Да, да, мы оба стоим и молчим.

<16–17 июля 1936>

«„Макаров! Подожди!“ — кричал Сампсонов…»

«Макаров! Подожди!» — кричал Сампсонов, но Макаров, не обращая внимания на крики Сампсонова, бежал и бежал. Уже не хватало дыхания, уже клокотало в груди у Макарова, но Макаров бежал, размахивая кулаками и глотая воздух широко раскрытым ртом.

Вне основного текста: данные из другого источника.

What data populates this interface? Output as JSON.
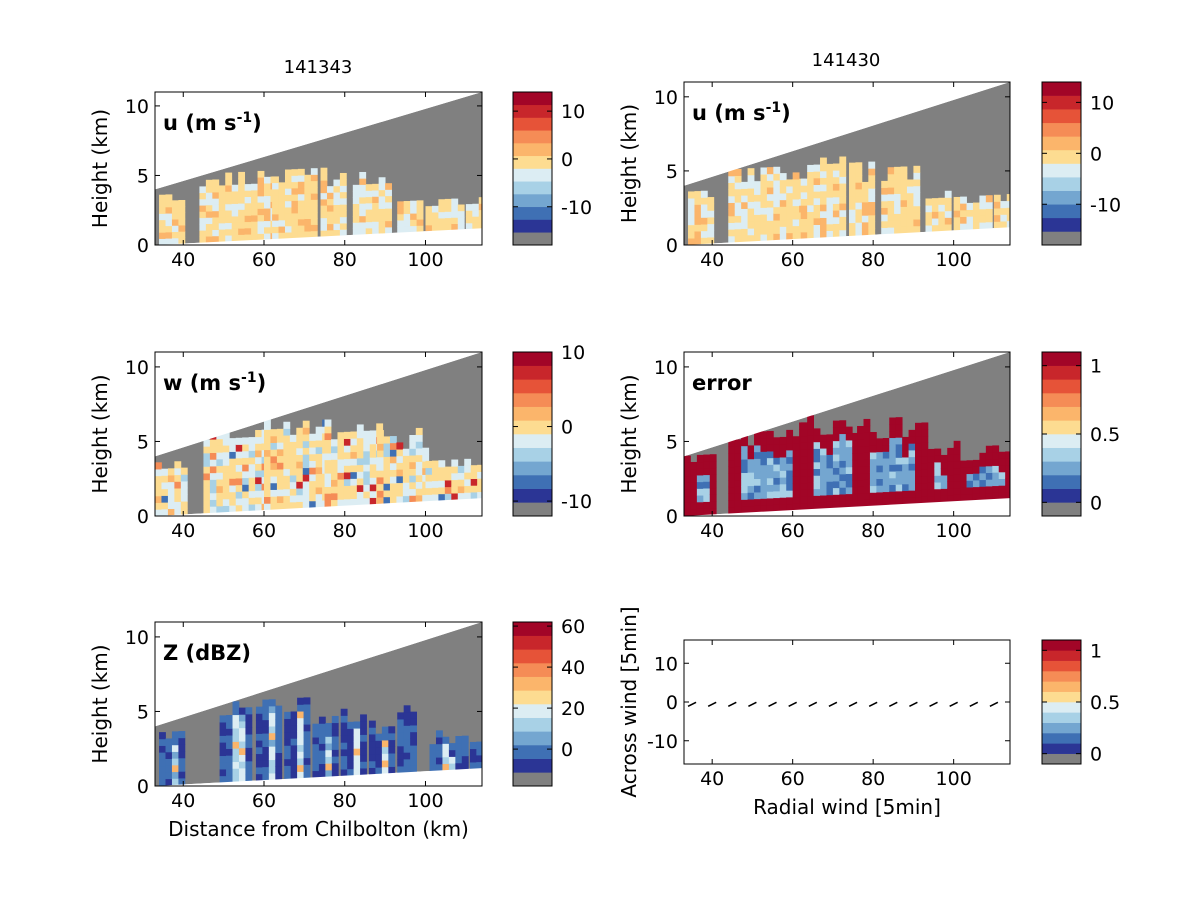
{
  "figure": {
    "titles": {
      "left": "141343",
      "right": "141430"
    },
    "colors": {
      "masked_gray": "#808080",
      "colormap": [
        "#2b3595",
        "#3f70b4",
        "#74a6d0",
        "#a8d1e6",
        "#dcedf3",
        "#fddc91",
        "#fbb56b",
        "#f58c56",
        "#e65338",
        "#c8262b",
        "#a20527"
      ]
    }
  },
  "chart_data": [
    {
      "id": "u_141343",
      "type": "heatmap",
      "title": "141343",
      "panel_label": "u (m s-1)",
      "xlabel": "",
      "ylabel": "Height (km)",
      "xlim": [
        33,
        114
      ],
      "ylim": [
        0,
        11
      ],
      "xticks": [
        40,
        60,
        80,
        100
      ],
      "yticks": [
        0,
        5,
        10
      ],
      "colorbar": {
        "ticks": [
          10,
          0,
          -10
        ],
        "range": [
          -18,
          14
        ]
      },
      "scan_top": {
        "x": [
          33,
          114
        ],
        "height": [
          4.0,
          11.0
        ]
      },
      "scan_bottom": {
        "x": [
          33,
          114
        ],
        "height": [
          0.0,
          1.2
        ]
      },
      "echo_columns": [
        {
          "x": [
            34,
            40
          ],
          "top": 3.5
        },
        {
          "x": [
            44,
            62
          ],
          "top": 5.0
        },
        {
          "x": [
            62,
            72
          ],
          "top": 5.2
        },
        {
          "x": [
            74,
            80
          ],
          "top": 5.0
        },
        {
          "x": [
            82,
            90
          ],
          "top": 4.8
        },
        {
          "x": [
            93,
            99
          ],
          "top": 3.2
        },
        {
          "x": [
            100,
            108
          ],
          "top": 3.0
        },
        {
          "x": [
            110,
            114
          ],
          "top": 3.0
        }
      ]
    },
    {
      "id": "u_141430",
      "type": "heatmap",
      "title": "141430",
      "panel_label": "u (m s-1)",
      "xlabel": "",
      "ylabel": "Height (km)",
      "xlim": [
        33,
        114
      ],
      "ylim": [
        0,
        11
      ],
      "xticks": [
        40,
        60,
        80,
        100
      ],
      "yticks": [
        0,
        5,
        10
      ],
      "colorbar": {
        "ticks": [
          10,
          0,
          -10
        ],
        "range": [
          -18,
          14
        ]
      },
      "scan_top": {
        "x": [
          33,
          114
        ],
        "height": [
          4.0,
          11.0
        ]
      },
      "scan_bottom": {
        "x": [
          33,
          114
        ],
        "height": [
          0.0,
          1.2
        ]
      },
      "echo_columns": [
        {
          "x": [
            34,
            40
          ],
          "top": 3.5
        },
        {
          "x": [
            44,
            62
          ],
          "top": 5.0
        },
        {
          "x": [
            62,
            72
          ],
          "top": 5.5
        },
        {
          "x": [
            74,
            80
          ],
          "top": 5.2
        },
        {
          "x": [
            82,
            90
          ],
          "top": 5.0
        },
        {
          "x": [
            93,
            99
          ],
          "top": 3.2
        },
        {
          "x": [
            100,
            108
          ],
          "top": 3.2
        },
        {
          "x": [
            110,
            114
          ],
          "top": 3.0
        }
      ]
    },
    {
      "id": "w_141343",
      "type": "heatmap",
      "panel_label": "w (m s-1)",
      "xlabel": "",
      "ylabel": "Height (km)",
      "xlim": [
        33,
        114
      ],
      "ylim": [
        0,
        11
      ],
      "xticks": [
        40,
        60,
        80,
        100
      ],
      "yticks": [
        0,
        5,
        10
      ],
      "colorbar": {
        "ticks": [
          10,
          0,
          -10
        ],
        "range": [
          -12,
          10
        ]
      },
      "scan_top": {
        "x": [
          33,
          114
        ],
        "height": [
          4.0,
          11.0
        ]
      },
      "scan_bottom": {
        "x": [
          33,
          114
        ],
        "height": [
          0.0,
          1.2
        ]
      },
      "echo_columns": [
        {
          "x": [
            33,
            41
          ],
          "top": 3.3
        },
        {
          "x": [
            45,
            60
          ],
          "top": 5.5
        },
        {
          "x": [
            60,
            75
          ],
          "top": 6.2
        },
        {
          "x": [
            75,
            88
          ],
          "top": 6.4
        },
        {
          "x": [
            88,
            100
          ],
          "top": 5.6
        },
        {
          "x": [
            100,
            114
          ],
          "top": 3.6
        }
      ]
    },
    {
      "id": "error_141430",
      "type": "heatmap",
      "panel_label": "error",
      "xlabel": "",
      "ylabel": "Height (km)",
      "xlim": [
        33,
        114
      ],
      "ylim": [
        0,
        11
      ],
      "xticks": [
        40,
        60,
        80,
        100
      ],
      "yticks": [
        0,
        5,
        10
      ],
      "colorbar": {
        "ticks": [
          1,
          0.5,
          0
        ],
        "range": [
          -0.1,
          1.1
        ]
      },
      "scan_top": {
        "x": [
          33,
          114
        ],
        "height": [
          4.0,
          11.0
        ]
      },
      "scan_bottom": {
        "x": [
          33,
          114
        ],
        "height": [
          0.0,
          1.2
        ]
      },
      "echo_columns": [
        {
          "x": [
            33,
            41
          ],
          "top": 3.8
        },
        {
          "x": [
            44,
            62
          ],
          "top": 5.8
        },
        {
          "x": [
            62,
            76
          ],
          "top": 6.4
        },
        {
          "x": [
            76,
            92
          ],
          "top": 6.3
        },
        {
          "x": [
            92,
            100
          ],
          "top": 4.6
        },
        {
          "x": [
            100,
            114
          ],
          "top": 4.2
        }
      ]
    },
    {
      "id": "Z_141343",
      "type": "heatmap",
      "panel_label": "Z (dBZ)",
      "xlabel": "Distance from Chilbolton (km)",
      "ylabel": "Height (km)",
      "xlim": [
        33,
        114
      ],
      "ylim": [
        0,
        11
      ],
      "xticks": [
        40,
        60,
        80,
        100
      ],
      "yticks": [
        0,
        5,
        10
      ],
      "colorbar": {
        "ticks": [
          60,
          40,
          20,
          0
        ],
        "range": [
          -18,
          62
        ]
      },
      "scan_top": {
        "x": [
          33,
          114
        ],
        "height": [
          4.0,
          11.0
        ]
      },
      "scan_bottom": {
        "x": [
          33,
          114
        ],
        "height": [
          0.0,
          1.2
        ]
      },
      "echo_columns": [
        {
          "x": [
            34,
            40
          ],
          "top": 3.6
        },
        {
          "x": [
            49,
            57
          ],
          "top": 5.2
        },
        {
          "x": [
            58,
            64
          ],
          "top": 5.6
        },
        {
          "x": [
            65,
            71
          ],
          "top": 5.4
        },
        {
          "x": [
            72,
            78
          ],
          "top": 4.6
        },
        {
          "x": [
            79,
            84
          ],
          "top": 4.8
        },
        {
          "x": [
            86,
            92
          ],
          "top": 4.2
        },
        {
          "x": [
            93,
            97
          ],
          "top": 5.0
        },
        {
          "x": [
            101,
            109
          ],
          "top": 3.2
        },
        {
          "x": [
            111,
            114
          ],
          "top": 3.0
        }
      ]
    },
    {
      "id": "wind_panel",
      "type": "scatter",
      "xlabel": "Radial wind [5min]",
      "ylabel": "Across wind [5min]",
      "xlim": [
        33,
        114
      ],
      "ylim": [
        -16,
        16
      ],
      "xticks": [
        40,
        60,
        80,
        100
      ],
      "yticks": [
        10,
        0,
        -10
      ],
      "colorbar": {
        "ticks": [
          1,
          0.5,
          0
        ],
        "range": [
          -0.1,
          1.1
        ]
      },
      "x": [
        35,
        40,
        45,
        50,
        55,
        60,
        65,
        70,
        75,
        80,
        85,
        90,
        95,
        100,
        105,
        110
      ],
      "y": [
        -0.6,
        -0.6,
        -0.6,
        -0.6,
        -0.6,
        -0.6,
        -0.6,
        -0.6,
        -0.6,
        -0.6,
        -0.6,
        -0.6,
        -0.6,
        -0.6,
        -0.6,
        -0.6
      ]
    }
  ]
}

Несмотря на все усилия, Макаров бежал небыстро, поминутно спотыкался и придерживался руками за все встречные предметы. Наконец, пробегая мимо ветлы, Макаров зацепился карманом за сучок и остановился.

Теперь побежал Сампсонов. Сампсонов бежал легко и свободно, прижав кулаки к бокам. На лице Сампсонова сияла счастливая улыбка и было видно, что бег ему доставляет удовольствие.

— Эй, Макаров! Сейчас я до тебя добегу! — крикнул Сампсонов, но с этими словами споткнулся о кочку и упал.

Теперь опять побежал Макаров. Макаров бежал в лес. Вот он мелькнул среди кустов можжевельника, потом его голова показалась из-за мелких сосенок и наконец Макаров окончательно скрылся с глаз.